Der ehemalige FBI-Direktor James Comey stellt sich den Behörden nach einer Anklage wegen eines Social-Media-Beitrags, in dem Muscheln als Zahlen dargestellt sind.
James Comey, der ehemalige Direktor des Federal Bureau of Investigation, stellte sich am Mittwoch vor dem US-Bezirksgericht für den östlichen Bezirk von Virginia freiwillig den Bundesbehörden.
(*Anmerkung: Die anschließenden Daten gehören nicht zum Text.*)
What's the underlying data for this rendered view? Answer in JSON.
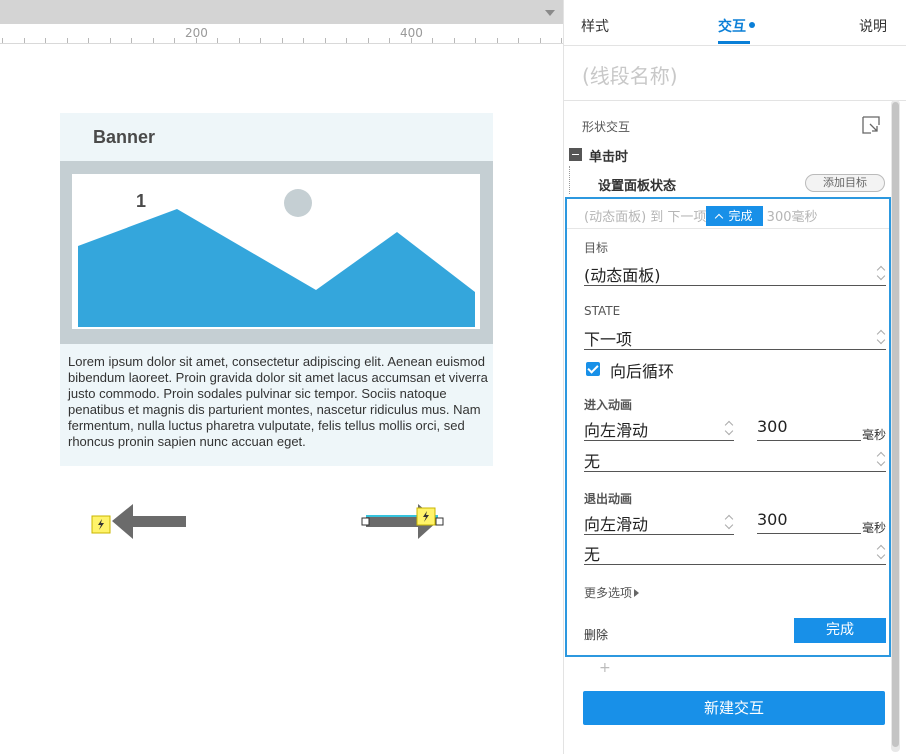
{
  "ruler": {
    "labels": [
      "200",
      "400"
    ]
  },
  "banner": {
    "title": "Banner",
    "slide_number": "1",
    "body_text": "Lorem ipsum dolor sit amet, consectetur adipiscing elit. Aenean euismod bibendum laoreet. Proin gravida dolor sit amet lacus accumsan et viverra justo commodo. Proin sodales pulvinar sic tempor. Sociis natoque penatibus et magnis dis parturient montes, nascetur ridiculus mus. Nam fermentum, nulla luctus pharetra vulputate, felis tellus mollis orci, sed rhoncus pronin sapien nunc accuan eget."
  },
  "colors": {
    "accent": "#1890e8",
    "mountain": "#34a6dc",
    "frame": "#c5cfd3",
    "banner_bg": "#eef6f9"
  },
  "tabs": {
    "style": "样式",
    "interact": "交互",
    "notes": "说明"
  },
  "panel": {
    "segment_name_placeholder": "(线段名称)",
    "shape_interaction": "形状交互",
    "event": "单击时",
    "action": "设置面板状态",
    "add_target": "添加目标",
    "summary": "(动态面板) 到 下一项 向左滑动 300毫秒",
    "summary_done": "完成",
    "target_label": "目标",
    "target_value": "(动态面板)",
    "state_label": "STATE",
    "state_value": "下一项",
    "loop_label": "向后循环",
    "loop_checked": true,
    "enter_label": "进入动画",
    "enter_anim": "向左滑动",
    "enter_duration": "300",
    "enter_unit": "毫秒",
    "enter_easing": "无",
    "exit_label": "退出动画",
    "exit_anim": "向左滑动",
    "exit_duration": "300",
    "exit_unit": "毫秒",
    "exit_easing": "无",
    "more_options": "更多选项",
    "delete": "删除",
    "done": "完成",
    "add_plus": "+",
    "new_interaction": "新建交互"
  }
}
Diese Kapitulation erfolgte unmittelbar nachdem das Justizministerium eine zweite Anklage gegen den prominenten Politiker erhoben hatte, was eine erhebliche Eskalation des Gerichtsverfahrens gegen ihn darstellte.
Die Anklage des Justizministeriums wurde am Dienstag im Mittleren Bezirk von North Carolina eingereicht und bezog sich dabei insbesondere auf einen Social-Media-Beitrag, den Comey etwa ein Jahr zuvor veröffentlicht hatte. Nach Angaben der Staatsanwaltschaft enthielt der Beitrag ein Bild von sorgfältig arrangierten Muscheln, um die Zahlen „86 47“ zu bilden, was die Bundesbehörden als Drohbotschaft an Donald Trump, den derzeitigen 47. Präsidenten der Vereinigten Staaten, eingestuft haben.
Um die angebliche Bedrohung zu verstehen, ist ein Kontext zur Zahlensymbolik im zeitgenössischen Diskurs erforderlich. Die Zahl 86 hat im amerikanischen Englisch eine umgangssprachliche Bedeutung und wird oft als Abkürzung für das Entfernen, Eliminieren oder „Loswerden“ von etwas oder jemandem verwendet. In Kombination mit der Zahl 47, die Trumps Position als 47. Präsident darstellt, argumentieren Bundesanwälte, dass die Vereinbarung eine implizite Drohung gegen den amtierenden Präsidenten darstellt.